THE QUEST for spiritual refreshment becomes more earnest in later life. Silence does it best for me, and the natural world. The seascapes and marshes, curlews and avocets of north Norfolk, the returning swifts, joyously tumbling above one’s head, make the heart leap. Music so familiar it runs through my veins — Howells’s church anthems, Bach cantatas, beloved Britten, a random tune from a familiar musical of one’s youth — it’s all stored up for some future bleak midwinter. To add new fuel, I plan to visit every church in Norfolk (Anglican and over 250 years old). I am a Christian but you surely need not be to find spiritual and other enrichment this way.

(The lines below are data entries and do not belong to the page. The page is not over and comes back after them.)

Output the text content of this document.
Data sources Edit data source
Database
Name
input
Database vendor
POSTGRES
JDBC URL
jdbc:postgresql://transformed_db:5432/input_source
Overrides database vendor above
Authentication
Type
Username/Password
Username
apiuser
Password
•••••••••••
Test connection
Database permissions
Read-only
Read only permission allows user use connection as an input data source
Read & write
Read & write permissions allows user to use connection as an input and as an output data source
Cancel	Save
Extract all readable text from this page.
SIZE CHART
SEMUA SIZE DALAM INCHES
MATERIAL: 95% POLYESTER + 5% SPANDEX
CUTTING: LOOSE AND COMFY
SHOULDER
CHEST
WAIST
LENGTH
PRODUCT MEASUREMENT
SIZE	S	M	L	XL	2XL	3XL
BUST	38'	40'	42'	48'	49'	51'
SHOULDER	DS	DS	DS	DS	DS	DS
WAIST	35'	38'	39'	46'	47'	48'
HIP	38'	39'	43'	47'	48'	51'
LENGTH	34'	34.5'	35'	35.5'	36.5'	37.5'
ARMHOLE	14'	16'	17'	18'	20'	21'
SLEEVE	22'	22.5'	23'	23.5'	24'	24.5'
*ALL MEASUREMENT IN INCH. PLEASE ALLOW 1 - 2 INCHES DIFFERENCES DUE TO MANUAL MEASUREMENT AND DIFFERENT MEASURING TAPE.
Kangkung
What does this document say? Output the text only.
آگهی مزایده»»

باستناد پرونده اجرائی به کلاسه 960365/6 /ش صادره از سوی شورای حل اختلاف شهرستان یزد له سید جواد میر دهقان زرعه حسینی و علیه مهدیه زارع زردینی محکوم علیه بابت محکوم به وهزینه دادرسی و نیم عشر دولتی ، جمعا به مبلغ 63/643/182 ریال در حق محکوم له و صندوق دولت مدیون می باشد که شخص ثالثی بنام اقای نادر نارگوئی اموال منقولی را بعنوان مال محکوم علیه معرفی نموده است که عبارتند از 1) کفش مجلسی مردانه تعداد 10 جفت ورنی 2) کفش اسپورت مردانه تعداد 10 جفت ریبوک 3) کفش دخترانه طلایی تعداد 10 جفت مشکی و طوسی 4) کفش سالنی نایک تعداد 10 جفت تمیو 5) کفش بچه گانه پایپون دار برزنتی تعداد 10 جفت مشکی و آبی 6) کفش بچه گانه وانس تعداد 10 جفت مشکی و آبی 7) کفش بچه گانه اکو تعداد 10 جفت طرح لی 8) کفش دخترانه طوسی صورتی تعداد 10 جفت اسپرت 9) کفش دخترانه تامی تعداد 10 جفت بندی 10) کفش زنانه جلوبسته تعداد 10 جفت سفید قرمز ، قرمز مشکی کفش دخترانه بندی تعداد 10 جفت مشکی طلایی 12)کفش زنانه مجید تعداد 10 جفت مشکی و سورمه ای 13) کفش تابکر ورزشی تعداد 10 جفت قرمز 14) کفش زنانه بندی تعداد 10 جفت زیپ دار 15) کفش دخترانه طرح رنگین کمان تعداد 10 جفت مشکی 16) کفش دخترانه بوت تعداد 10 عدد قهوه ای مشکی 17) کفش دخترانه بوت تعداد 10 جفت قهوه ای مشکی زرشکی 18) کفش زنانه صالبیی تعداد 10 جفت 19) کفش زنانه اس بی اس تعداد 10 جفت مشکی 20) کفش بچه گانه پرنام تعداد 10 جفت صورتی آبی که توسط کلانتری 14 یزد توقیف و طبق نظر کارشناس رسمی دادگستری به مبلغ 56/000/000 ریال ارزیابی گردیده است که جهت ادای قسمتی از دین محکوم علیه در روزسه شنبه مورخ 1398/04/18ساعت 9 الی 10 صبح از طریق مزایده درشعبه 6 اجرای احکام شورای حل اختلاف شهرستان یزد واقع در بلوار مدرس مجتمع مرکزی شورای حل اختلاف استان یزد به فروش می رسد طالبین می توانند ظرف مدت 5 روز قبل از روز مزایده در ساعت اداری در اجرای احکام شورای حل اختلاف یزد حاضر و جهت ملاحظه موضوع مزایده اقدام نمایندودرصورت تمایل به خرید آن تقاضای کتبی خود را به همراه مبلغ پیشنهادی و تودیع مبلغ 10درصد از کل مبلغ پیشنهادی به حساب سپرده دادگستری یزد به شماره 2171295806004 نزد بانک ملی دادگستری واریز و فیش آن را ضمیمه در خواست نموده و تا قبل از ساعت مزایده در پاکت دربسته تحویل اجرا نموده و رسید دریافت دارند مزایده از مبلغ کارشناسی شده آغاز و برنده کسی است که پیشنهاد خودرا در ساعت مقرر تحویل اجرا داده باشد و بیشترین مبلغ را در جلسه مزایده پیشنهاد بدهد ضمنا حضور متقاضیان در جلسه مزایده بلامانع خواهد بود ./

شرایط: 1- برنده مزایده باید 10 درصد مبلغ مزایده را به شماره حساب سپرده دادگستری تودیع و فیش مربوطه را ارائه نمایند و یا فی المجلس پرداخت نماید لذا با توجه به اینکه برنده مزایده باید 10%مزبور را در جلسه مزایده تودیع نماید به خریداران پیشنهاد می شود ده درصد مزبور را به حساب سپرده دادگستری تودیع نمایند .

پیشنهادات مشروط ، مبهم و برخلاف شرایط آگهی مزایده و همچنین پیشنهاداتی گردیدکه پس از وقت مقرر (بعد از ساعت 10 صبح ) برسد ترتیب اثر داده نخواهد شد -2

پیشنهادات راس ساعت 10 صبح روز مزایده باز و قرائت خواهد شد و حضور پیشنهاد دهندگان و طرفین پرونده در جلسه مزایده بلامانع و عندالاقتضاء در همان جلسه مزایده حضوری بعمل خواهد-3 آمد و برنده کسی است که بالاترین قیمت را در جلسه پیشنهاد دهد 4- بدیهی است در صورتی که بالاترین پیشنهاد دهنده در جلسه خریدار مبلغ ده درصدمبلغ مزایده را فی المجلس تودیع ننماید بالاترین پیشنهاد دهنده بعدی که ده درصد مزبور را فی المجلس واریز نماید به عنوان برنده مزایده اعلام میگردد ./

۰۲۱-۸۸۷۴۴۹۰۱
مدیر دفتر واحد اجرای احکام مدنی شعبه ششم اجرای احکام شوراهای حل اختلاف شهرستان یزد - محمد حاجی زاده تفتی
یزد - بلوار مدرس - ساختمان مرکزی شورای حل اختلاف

‘YOU ARE now registered with this practice and your GP is Dr Smith.’
‘I’d like to see Dr Smith, please.’
‘He hasn’t any appointments for a fortnight.’
‘That’s fine, no rush.’
‘We don’t book more than a fortnight ahead. You can see any doctor.’
Fine in extremis, but with a complex immune system condition and specialist input, I need a relationship with one. That is now both impossible and deemed unnecessary. ‘All the doctors have your notes on screen.’
‘So who does my specialist write to ?’
‘Your own GP. Dr Smith.’
‘Who I will probably never see.’
‘You could try but he’s usually fully booked and we don’t make…’
So who are these people who get to see him? They come in on a Monday morning and queue to grab one of the newly released appointments. I tried that. The queue snaked round the block and back, and of course when I got to the counter, you’ve guessed it, the appointments had all gone. Desperately, I thought of paying to see my GP.
‘I’m sorry, Dr Smith doesn’t take private patients.’
So I guess I’ll never have the pleasure of his acquaintance.